To gain a deeper understanding in microeukaryote movement (or connectivity) in urban parks, we first identified shared taxa in each pair of habitats, and significant (p < 0.05) differences in niche breadth on these shared taxa were observed between habitat pairs (Supporting Information: Figure S8). This indicated that the niche breadth of the same species across habitats differed, that is, the number of individuals should be different. Based on this, we inferred the taxa may migrate if the abundance of the same species displayed no significant difference between habitats. Opisthokonta was most likely to travel between habitats and accounted for half of all migrated taxa, followed by Alveolata, Archaeplastida, and Rhizaria (Supporting Information: Figure S9A−D). Interestingly, we found that specific taxa from one habitat migrated to different adjacent habitats (Supporting Information: Figure S9E,F). For instance, Archaeplastida were the main taxa transferred between soil and sediment, and Rhizaria were more prone to migrate from soil to moss and tree holes. Overall, V9 region‐based microeukaryotes had more migrated taxa numbers and relative abundances than the V4 region. Considering the diverse trophic modes of fungi, dozens of fungal taxa were estimated to have moved between habitats, including pathotrophs, saprotrophs, and symbiotrophs (Supporting Information: Figure S10). Notably, pathotrophs were more prone to migrate between moss and tree holes, as well as tree holes and water (Figure 3C,D). A large number of saprotrophs and symbiotrophs moving from soil to water were detected by V4 and V9 regions, respectively.

DISCUSSION

Microeukaryotic movement contributes to the maintenance of biodiversity

Terrestrial habitats, including moss, soil, and tree hole, harbored higher α‐diversity than aquatic habitats (i.e., water and sediment) in urban parks (Figure 1) in line with a previous study focusing on bacterial and protistan communities [22]. Differentiated microeukaryotes dwell in adjacent habitats with a high degree of dissimilarity (β‐diversity) (Figure 2 and Supporting Information: Figure S4), indicating each habitat contributes to the total diversity (γ‐diversity) of the urban park ecosystems.

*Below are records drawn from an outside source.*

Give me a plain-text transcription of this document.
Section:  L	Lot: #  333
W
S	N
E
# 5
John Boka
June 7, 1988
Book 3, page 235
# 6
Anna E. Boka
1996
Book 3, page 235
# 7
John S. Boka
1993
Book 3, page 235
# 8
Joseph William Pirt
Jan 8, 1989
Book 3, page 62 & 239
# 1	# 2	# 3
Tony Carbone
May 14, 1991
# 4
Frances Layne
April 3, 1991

Complex source‐sink relationships were observed between these adjacent environments (Figure 3), hinting at extensive microeukaryotic travel routes in urban parks. Soil is the largest reservoir of microbial diversity on Earth, and unsurprisingly, we found that soil contained the highest diversity and contributed the highest microeukaryotic source to surrounding habitats, especially for the aquatic ecosystem. At the same time, various habitats including moss, tree hole, sediment, and water, which have long been ignored, also harbor comparable biodiversity and extensive microbial exchange, as well as cover most of the open spaces available for human recreational activities. This suggests that any habitat has the potential to be a microeukaryotic source. This is beneficial for biodiversity maintenance as sinks can become the source and vice versa when environmental conditions fluctuate to maintain a community of eukaryotes [23].

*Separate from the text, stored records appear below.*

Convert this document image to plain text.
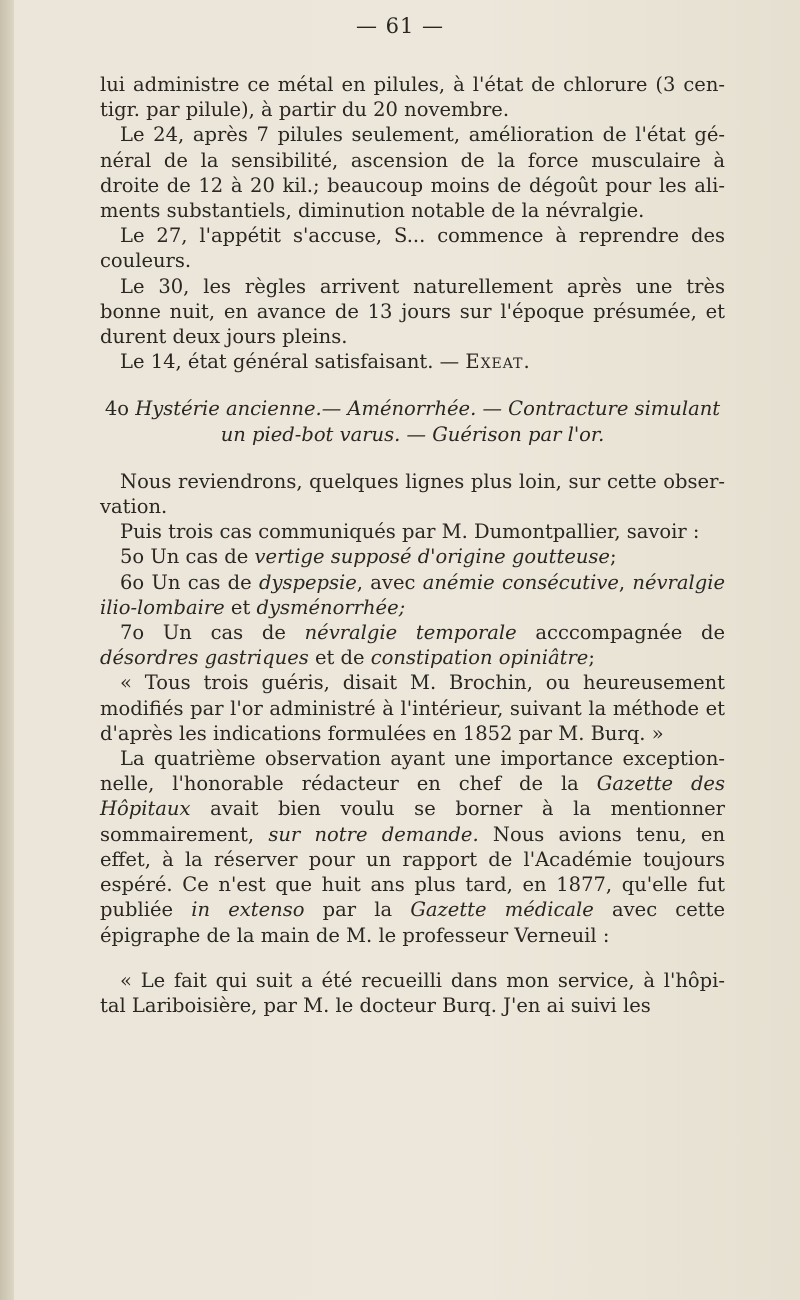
— 61 —

lui administre ce métal en pilules, à l'état de chlorure (3 cen- tigr. par pilule), à partir du 20 novembre.

Le 24, après 7 pilules seulement, amélioration de l'état gé- néral de la sensibilité, ascension de la force musculaire à droite de 12 à 20 kil.; beaucoup moins de dégoût pour les ali- ments substantiels, diminution notable de la névralgie.

Le 27, l'appétit s'accuse, S... commence à reprendre des couleurs.

Le 30, les règles arrivent naturellement après une très bonne nuit, en avance de 13 jours sur l'époque présumée, et durent deux jours pleins.

Le 14, état général satisfaisant. — Exeat.

4o Hystérie ancienne.— Aménorrhée. — Contracture simulant
un pied-bot varus. — Guérison par l'or.

Nous reviendrons, quelques lignes plus loin, sur cette obser- vation.

Puis trois cas communiqués par M. Dumontpallier, savoir :

5o Un cas de vertige supposé d'origine goutteuse;

6o Un cas de dyspepsie, avec anémie consécutive, névralgie ilio-lombaire et dysménorrhée;

7o Un cas de névralgie temporale acccompagnée de désordres gastriques et de constipation opiniâtre;

« Tous trois guéris, disait M. Brochin, ou heureusement modifiés par l'or administré à l'intérieur, suivant la méthode et d'après les indications formulées en 1852 par M. Burq. »

La quatrième observation ayant une importance exception- nelle, l'honorable rédacteur en chef de la Gazette des Hôpitaux avait bien voulu se borner à la mentionner sommairement, sur notre demande. Nous avions tenu, en effet, à la réserver pour un rapport de l'Académie toujours espéré. Ce n'est que huit ans plus tard, en 1877, qu'elle fut publiée in extenso par la Gazette médicale avec cette épigraphe de la main de M. le professeur Verneuil :

« Le fait qui suit a été recueilli dans mon service, à l'hôpi- tal Lariboisière, par M. le docteur Burq. J'en ai suivi les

Urbanization has been shown to cause homogenization of the soil microbiome and reduce soil microbial diversity [1]. From our results, the turnover component, instead of nestedness dominated the total community dissimilarity (Supporting Information: Figure S4C,D), further suggesting that the protection of biodiversity in all habitats is equally important [24]. Therefore, we suggest more attention should be paid to the diverse habitats in urban parks and investigate the community exchange profile, to better serve the One Health idea.

Microeukaryotic movement facilitates the spread of microbes and functions

Spatial patterns of microeukaryotic communities were jointly shaped by niche selection (habitat) and geographical distance (park) (Figures 1C and 2). Both deterministic and stochastic processes were important in shaping the microeukaryotic community within a habitat, and deterministic dispersal limitation across different kinds of habitats leads to community turnover (Supporting Information: Figures S5 and S6).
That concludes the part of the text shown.